Parent and Children in San Francisco Pride Parade Photo by Caitlin Childs

Momentum: Tracking Progress on U.S. LGBT Equality

Study points to dramatic gains between 2000 and 2009

This biennial report by the Movement Advancement Project tracks gains and losses in equality for LGBT people in America.

The opening decade of the 21st century was a tremendous and tumultuous time for lesbian, gay, bisexual and transgender people in America. Even as gay rights became a volatile central battleground in the culture war, LGBT people and allies made dramatic gains in the fight for marriage and against discrimination. The movement built during these years would go on to gain the support of a majority of Americans and win major victories for marriage equality in the Supreme Court.

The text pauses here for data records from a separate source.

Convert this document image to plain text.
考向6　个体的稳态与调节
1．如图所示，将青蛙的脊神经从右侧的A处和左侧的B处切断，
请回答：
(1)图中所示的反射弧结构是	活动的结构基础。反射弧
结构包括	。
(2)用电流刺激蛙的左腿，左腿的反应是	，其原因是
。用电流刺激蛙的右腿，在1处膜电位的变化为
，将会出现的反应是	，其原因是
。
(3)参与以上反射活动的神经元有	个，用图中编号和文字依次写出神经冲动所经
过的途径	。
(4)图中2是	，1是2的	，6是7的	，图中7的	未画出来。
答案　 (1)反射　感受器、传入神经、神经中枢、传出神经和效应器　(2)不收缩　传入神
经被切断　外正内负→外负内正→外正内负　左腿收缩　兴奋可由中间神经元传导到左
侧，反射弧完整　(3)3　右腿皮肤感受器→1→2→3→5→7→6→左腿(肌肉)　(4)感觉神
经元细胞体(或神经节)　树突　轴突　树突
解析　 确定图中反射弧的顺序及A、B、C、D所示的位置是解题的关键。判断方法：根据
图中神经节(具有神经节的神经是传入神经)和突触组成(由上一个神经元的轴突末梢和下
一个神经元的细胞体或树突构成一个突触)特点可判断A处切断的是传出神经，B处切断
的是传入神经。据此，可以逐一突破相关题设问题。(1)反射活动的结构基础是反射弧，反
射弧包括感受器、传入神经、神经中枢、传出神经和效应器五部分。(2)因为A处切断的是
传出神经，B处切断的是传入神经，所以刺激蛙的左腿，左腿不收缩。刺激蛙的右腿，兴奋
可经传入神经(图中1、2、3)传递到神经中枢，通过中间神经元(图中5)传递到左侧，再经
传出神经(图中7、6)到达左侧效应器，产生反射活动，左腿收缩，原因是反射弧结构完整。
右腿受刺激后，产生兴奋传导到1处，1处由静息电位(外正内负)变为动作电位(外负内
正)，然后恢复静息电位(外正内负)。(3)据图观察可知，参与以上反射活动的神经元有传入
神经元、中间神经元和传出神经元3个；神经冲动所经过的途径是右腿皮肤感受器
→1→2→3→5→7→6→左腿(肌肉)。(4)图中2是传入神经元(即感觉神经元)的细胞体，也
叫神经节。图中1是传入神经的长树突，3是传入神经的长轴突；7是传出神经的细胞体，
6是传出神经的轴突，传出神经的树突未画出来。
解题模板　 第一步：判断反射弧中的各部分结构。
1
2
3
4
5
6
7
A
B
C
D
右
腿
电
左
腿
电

The “Decade of Progress” is charted in the 2009 Momentum Report, with support from the Evelyn and Walter Haas, Jr. Fund, and executed by the LGBT Movement Advancement Project (MAP), a think-tank founded in 2006 to produce researched aimed at forwarding LGBT equality. Two-thirds of the 36 statistical indicators compiled in the report showed significant advances in LGBT rights, including sharp increases in the number of LGBT Americans protected by nondiscrimination and family recognition legislation at the state level. Just over a quarter of the indicators were negative, and two showed mixed results.

“The remarkable achievements toward LGBT equality tend to be obscured by day-to-day struggles, and overall progress often goes unnoticed nationally,” said Linda Bush, former executive director of MAP.